Greater freedom of expression in Burma has seen it move from the second worst country in the world for press censorship to number seven on that list according to a new report from the Committee to Protect Journalists.Similarly, Burma is ranked 187 out of 197 countries in the world and 38th out of 40 Asian-Pacific nations in this week’s Freedom of the Press 2012 report from Freedom House.

While it may be an improvement it still shows there is a long, long way to go.

Presenter: Liam Cochrane

Speaker: Danny O’Brien, the Committee to Protect Journalist’s Internet Advocacy Coordinator

O’BRIEN: Well Burma still sits at the very bottom I think of internet access and internet availability, as well as censorship. It’s a country where the population has to depend on cyber cafes for access and that access is extremely controlled. There has been an improvement since the recent relaxation by the junta there. But there’s still an extremely long way to go. And what we haven’t seen is the same kind of relaxation of grip that we’ve seen in the rest of the media and other parts of the communication system that’s seen in the rest of the world.

COCHRANE: Now you’ve described Burma’s online system as effectively three different sort of levels or self-contained systems, can you explain for us how that works?

O’BRIEN: Sure so over the last few years Burma has attempted to convert their network into one where there was one or two ISPs, or internet service providers, to one where there’s three. One is the military internet service provider as it were, one is the consumer internet service provider and one is for the rest of the government. And I think the assumption has to be there that this is not just a sort of organisational division, this is a division that enables one network to work when the others are shut down. Burma’s one of the few countries, of which Egypt is the most famous example, that’s actually successfully managed to shut down its entire internet during times of unrest. And I think the plan here is to be able to do that in a much more finely grained way so the military gets all the benefits of the internet, but the rest of the population remains in the dark.

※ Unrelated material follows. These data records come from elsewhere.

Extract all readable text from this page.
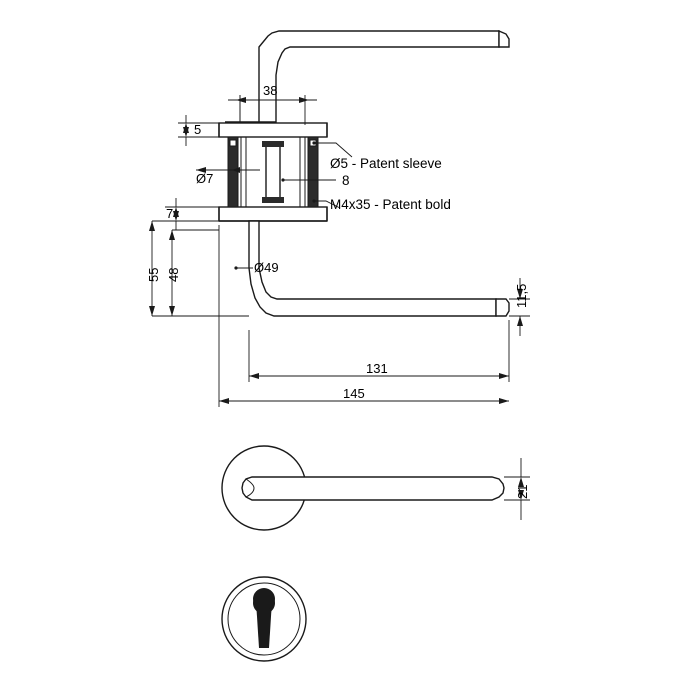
38
5
Ø7
7
55 48	Ø49
11,5
131
145
21
Ø5 - Patent sleeve
8
M4x35 - Patent bold
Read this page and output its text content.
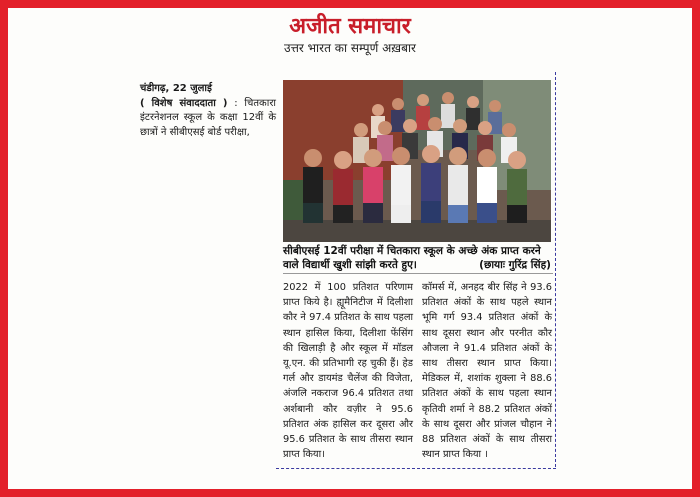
अजीत समाचार
उत्तर भारत का सम्पूर्ण अख़बार
चंडीगढ़, 22 जुलाई
( विशेष संवाददाता ) : चितकारा इंटरनेशनल स्कूल के कक्षा 12वीं के छात्रों ने सीबीएसई बोर्ड परीक्षा,
सीबीएसई 12वीं परीक्षा में चितकारा स्कूल के अच्छे अंक प्राप्त करने वाले विद्यार्थी खुशी सांझी करते हुए।	(छायाः गुरिंद्र सिंह)
2022 में 100 प्रतिशत परिणाम प्राप्त किये है। ह्यूमैनिटीज में दिलीशा कौर ने 97.4 प्रतिशत के साथ पहला स्थान हासिल किया, दिलीशा फेंसिंग की खिलाड़ी है और स्कूल में मॉडल यू.एन. की प्रतिभागी रह चुकी हैं। हेड गर्ल और डायमंड चैलेंज की विजेता, अंजलि नकराज 96.4 प्रतिशत तथा अर्शबानी कौर वज़ीर ने 95.6 प्रतिशत अंक हासिल कर दूसरा और 95.6 प्रतिशत के साथ तीसरा स्थान प्राप्त किया।
कॉमर्स में, अनहद बीर सिंह ने 93.6 प्रतिशत अंकों के साथ पहले स्थान भूमि गर्ग 93.4 प्रतिशत अंकों के साथ दूसरा स्थान और परनीत कौर औजला ने 91.4 प्रतिशत अंकों के साथ तीसरा स्थान प्राप्त किया। मेडिकल में, शशांक शुक्ला ने 88.6 प्रतिशत अंकों के साथ पहला स्थान कृतिवी शर्मा ने 88.2 प्रतिशत अंकों के साथ दूसरा और प्रांजल चौहान ने 88 प्रतिशत अंकों के साथ तीसरा स्थान प्राप्त किया ।
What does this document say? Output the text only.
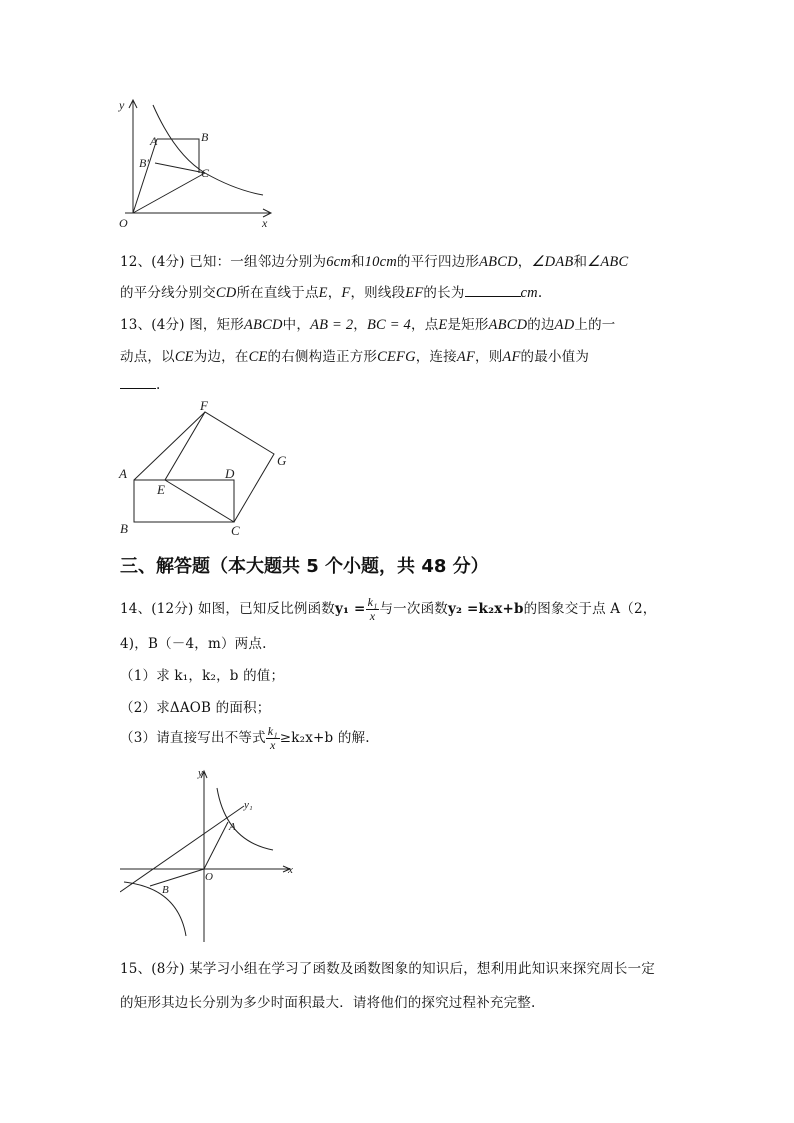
y
x
O
A	B
B′
C
12、(4分) 已知：一组邻边分别为6cm和10cm的平行四边形ABCD，∠DAB和∠ABC
的平分线分别交CD所在直线于点E，F，则线段EF的长为	cm.
13、(4分) 图，矩形ABCD中，AB = 2，BC = 4，点E是矩形ABCD的边AD上的一
动点，以CE为边，在CE的右侧构造正方形CEFG，连接AF，则AF的最小值为
.
A
B	C
D
E
F
G
三、解答题（本大题共 5 个小题，共 48 分）
14、(12分) 如图，已知反比例函数$y_1 = \frac{\text{k₁}}{x}$ 与一次函数y₂ =k₂x+b的图象交于点 A（2，
4)，B（－4，m）两点.
（1）求 k₁，k₂，b 的值；
（2）求ΔAOB 的面积；
（3）请直接写出不等式 $\frac{\text{k₁}}{x} \ge k_2x+b$ 的解.
y
x
O
A
B
y₁
15、(8分) 某学习小组在学习了函数及函数图象的知识后，想利用此知识来探究周长一定
的矩形其边长分别为多少时面积最大．请将他们的探究过程补充完整.
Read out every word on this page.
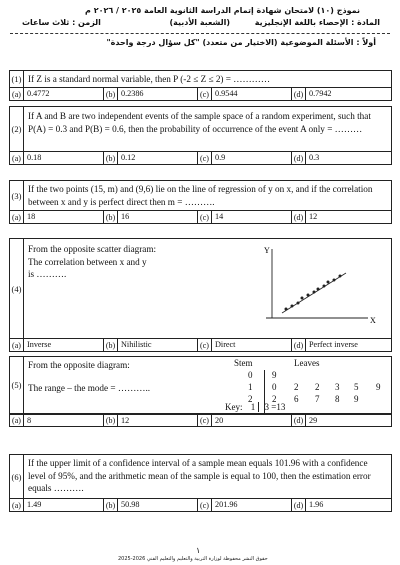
نموذج (١٠) لامتحان شهادة إتمام الدراسة الثانوية العامة ٢٠٢٥ / ٢٠٢٦ م
المادة : الإحصاء باللغة الإنجليزية
(الشعبة الأدبية)
الزمن : ثلاث ساعات
أولاً : الأسئلة الموضوعية (الاختيار من متعدد) "كل سؤال درجة واحدة"
(1) If Z is a standard normal variable, then P (-2 ≤ Z ≤ 2) = …………
(a) 0.4772	(b) 0.2386	(c) 0.9544	(d) 0.7942
(2)
If A and B are two independent events of the sample space of a random experiment, such that P(A) = 0.3 and P(B) = 0.6, then the probability of occurrence of the event A only = ………
(a) 0.18	(b) 0.12	(c) 0.9	(d) 0.3
(3)
If the two points (15, m) and (9,6) lie on the line of regression of y on x, and if the correlation between x and y is perfect direct then m = ……….
(a) 18	(b) 16	(c) 14	(d) 12
(4)
From the opposite scatter diagram:
The correlation between x and y
is ……….
Y
X
(a) Inverse	(b) Nihilistic	(c) Direct	(d) Perfect inverse
(5)
From the opposite diagram:
The range – the mode = ………..
Stem	Leaves
0 9
1 0 2 2 3 5 9
2 2 6 7 8 9
Key: 1 3 =13
(a) 8	(b) 12	(c) 20	(d) 29
(6)
If the upper limit of a confidence interval of a sample mean equals 101.96 with a confidence level of 95%, and the arithmetic mean of the sample is equal to 100, then the estimation error equals ……….
(a) 1.49	(b) 50.98	(c) 201.96	(d) 1.96
١
حقوق النشر محفوظة لوزارة التربية والتعليم والتعليم الفني 2026-2025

COCHRANE: What about the situation as the country opens up economically? Do you think that international telecom firms will come in and change the situation in Burma?

O’BRIEN: Well I think it needs more than just international corporations. There are now sadly plenty of countries around the world that have come to an equilibrium of sorts where companies are providing telecommunications equipment, but the state itself continues to hold its draconian grip on what people can see and what is revealed to the government about what they’re seeing. And I think my fear here is that while Burma is definitely liberalising and seeking to make the world know that its system is liberalising, they still have their eyes on what we might call a Chinese model of careful control of internet communications.

COCHRANE: And are they getting direct advice from the Chinese on how to run internet censorship programs?

O’BRIEN: I wish I knew. There’s certainly been some evidence that the Burmese, national sympathetic parts of Burma have been getting sort of outside help when it comes to conducting attacks on the very rich exiled Burmese media. There’s certainly a lot of technology that’s been thrown at those groups that we don’t expect to have come out of just solely that country. But whether it’s China or whether it’s Russia or whether it’s simply freelancers, cyber mercenaries as it were, it’s very hard to tell.

COCHRANE: In China a lot of internet users quite successfully get around the “great firewall” and all kinds of limitations put up by the authorities. Is there any sign of that kind of sophisticated navigating of the internet in Burma?

O’BRIEN: Yes there’s a great deal of evidence of that. In fact cyber cafes, which are actually predominantly used by both tourists and monks, young monks who want to keep in contact with what’s going on in the rest of the world. I’ve heard reports that the instructions to get around the great firewall of Burma are actually pinned up on the wall, and there was a crackdown on this a few months ago. So Burma’s one of the countries such as Turkey where the knowledge of how to circumvent what censorship there is, is fairly well known. But it’s well known amongst a very small group of people, which are the people who actually have internet access. And Burma like a number of poor countries facing a dictatorship have a double problem, which is if the government wants to control what you read and what you can write online, the easiest way of doing that is to limit and retard the economic development of the internet.

COCHRANE: Danny just briefly, does it actually help having tourists using these cyber cafes as well as locals in terms of providing I guess sort of a cover for internet use?

O’BRIEN: I think it does actually, I think one of the great drivers of the internet across the world was the desire of tourists. And people were able to fund cyber cafes with actually quite fast bandwidth in many remote spaces before the average domestic user had in many developed countries. And I think the added value in countries like Burma and Cuba is that there’s also pressure on those particular venues to provide open access to the whole of the internet.